My four grandparents were born very poor into large peasant families. Against all odds they managed to give my parents access to higher education. My father became a mathematics professor and it was he who sparked my interest in science.

I was born with congenital defective retinas and lost one eye at age five. When I was fifteen, I suffered from several consecutive retinal detachments in the remaining eye, causing me to miss school for half a year. Fearing that I would shortly become blind, I focused my energy on studying. I learned that this focus and hard work could make me competent in mathematics and physics. I did not attend an elite university, but the local university in Lyon close to where my parents lived.  My university years were very happy and I built a solid foundation in mathematics.

My great luck is that the National Centre of Scientific Research offered me, in 1974, a research position, even though I had not yet done any research. This was uncommon, and the last year that such positions were offered. I have treasured this position all my life as it allowed me to work without any constraint on the topics of my liking.

I started doing research in the Functional Analysis group of Professor Choquet in Paris, where I completed my PhD.  Professor Choquet’s mathematics were supremely elegant and seemed effortless. Unfortunately, this is not the style I was born for, but several of my later contributions would not have been possible if I had not been inspired by his vision of mathematics.    My interests shifted over the years but I belonged to this group for my entire career. Paris is a fantastic place to be a mathematician. Many mathematical stars work there and there are so many prominent visitors. I benefitted immensely from interaction with these visitors, and with my colleagues, at the numerous conferences I attended, but overall, I had few collaborators.  

Thanks to mathematics, I met a wonderful woman who highly valued academic achievement. She has supported my work in every conceivable way, as well as bringing me so much personal happiness.

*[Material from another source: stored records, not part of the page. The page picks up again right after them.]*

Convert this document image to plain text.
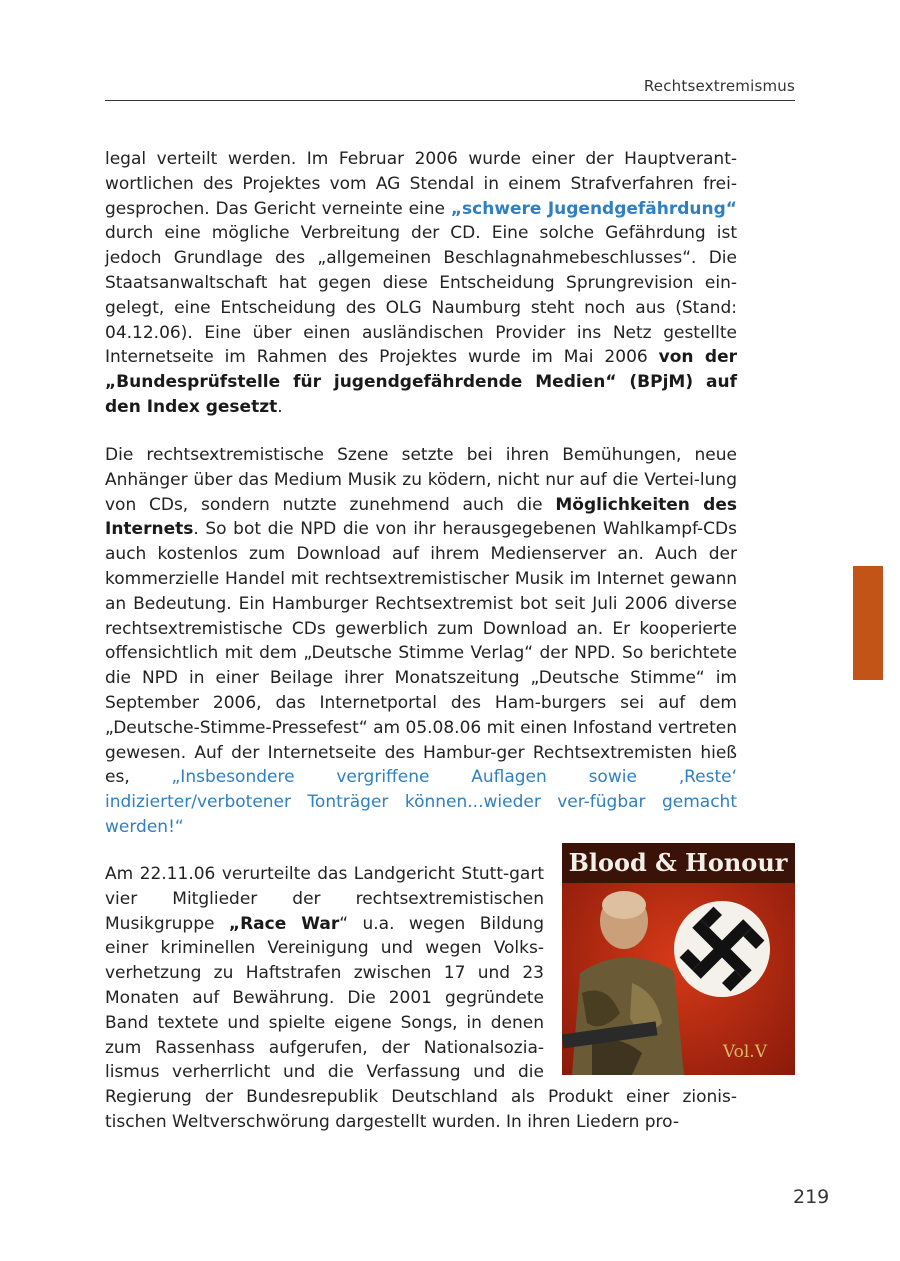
Rechtsextremismus

legal verteilt werden. Im Februar 2006 wurde einer der Hauptverant-wortlichen des Projektes vom AG Stendal in einem Strafverfahren frei-gesprochen. Das Gericht verneinte eine „schwere Jugendgefährdung“ durch eine mögliche Verbreitung der CD. Eine solche Gefährdung ist jedoch Grundlage des „allgemeinen Beschlagnahmebeschlusses“. Die Staatsanwaltschaft hat gegen diese Entscheidung Sprungrevision ein-gelegt, eine Entscheidung des OLG Naumburg steht noch aus (Stand: 04.12.06). Eine über einen ausländischen Provider ins Netz gestellte Internetseite im Rahmen des Projektes wurde im Mai 2006 von der „Bundesprüfstelle für jugendgefährdende Medien“ (BPjM) auf den Index gesetzt.

Die rechtsextremistische Szene setzte bei ihren Bemühungen, neue Anhänger über das Medium Musik zu ködern, nicht nur auf die Vertei-lung von CDs, sondern nutzte zunehmend auch die Möglichkeiten des Internets. So bot die NPD die von ihr herausgegebenen Wahlkampf-CDs auch kostenlos zum Download auf ihrem Medienserver an. Auch der kommerzielle Handel mit rechtsextremistischer Musik im Internet gewann an Bedeutung. Ein Hamburger Rechtsextremist bot seit Juli 2006 diverse rechtsextremistische CDs gewerblich zum Download an. Er kooperierte offensichtlich mit dem „Deutsche Stimme Verlag“ der NPD. So berichtete die NPD in einer Beilage ihrer Monatszeitung „Deutsche Stimme“ im September 2006, das Internetportal des Ham-burgers sei auf dem „Deutsche-Stimme-Pressefest“ am 05.08.06 mit einen Infostand vertreten gewesen. Auf der Internetseite des Hambur-ger Rechtsextremisten hieß es, „Insbesondere vergriffene Auflagen sowie ‚Reste‘ indizierter/verbotener Tonträger können...wieder ver-fügbar gemacht werden!“

Blood & Honour
Vol.V

Am 22.11.06 verurteilte das Landgericht Stutt-gart vier Mitglieder der rechtsextremistischen Musikgruppe „Race War“ u.a. wegen Bildung einer kriminellen Vereinigung und wegen Volks-verhetzung zu Haftstrafen zwischen 17 und 23 Monaten auf Bewährung. Die 2001 gegründete Band textete und spielte eigene Songs, in denen zum Rassenhass aufgerufen, der Nationalsozia-lismus verherrlicht und die Verfassung und die Regierung der Bundesrepublik Deutschland als Produkt einer zionis-tischen Weltverschwörung dargestellt wurden. In ihren Liedern pro-

219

I developed an early interest in measure theory. While in the seventies this theory was well past its prime, it helped me learn to look at things in an abstract way, which served me well later in my career.  It also triggered my interest in Banach Spaces, although it was clear that I could not have the same impact as the leaders in the field. The arrival of Gilles Pisier in our group, in 1983, was a turning point for me. Gilles shared his private notes on Probability in Banach Spaces, an area that I could then learn and where I eventually became successful. He also directed me to the problem of characterizing the continuity of Gaussian processes, on which X Fernique had made determining advances, and which I was able to solve in 1985. This started my work on upper and lower bounds of stochastic processes. Pisier’s influence changed the very nature of my work, which became far more quantitative.

I was also greatly influenced by Vitali Milman, who was most energetically expounding the concept of concentration of measure. I did not understand the depth of this concept at first, but it directed me to the discovery of several “concentration inequalities’’ that have since proved useful. The most important of these required taking a convex hull, and certainly this was easier to discover having been a student of Gustave Choquet.

I started mathematics with the modest goal of making a living out of it and began by working on small problems in somewhat exotic areas. My interests later shifted towards more central areas of mathematics, but I always worked on the problems I enjoyed the most, following my own preference. The path of discovery in mathematics can be very tortuous. The discovery of new classes of concentration inequalities stemmed from considering a problem of seemingly secondary interest. Many times, what I had learned by writing a paper of trifling importance proved a key step in a far more substantial theorem.  

Rather late in life, I attacked a well-established problem in theoretical physics.  The physicists were studying purely mathematical objects (called spin glasses) using methods which do not belong to mathematics.  It was an all-consuming eight-year effort to prove that mathematics could bring a far more solid solution to this problem.

In later years, I have tried to write textbooks to communicate the experience of a lifetime in probability theory and have not shied away from reworking them over and over.  

The Shaw Foundation recognition is an honour I could never have dreamed of.  It will allow me to set up a far more modest mathematical prize recognizing the achievements of young researchers in the areas to which I have devoted my life.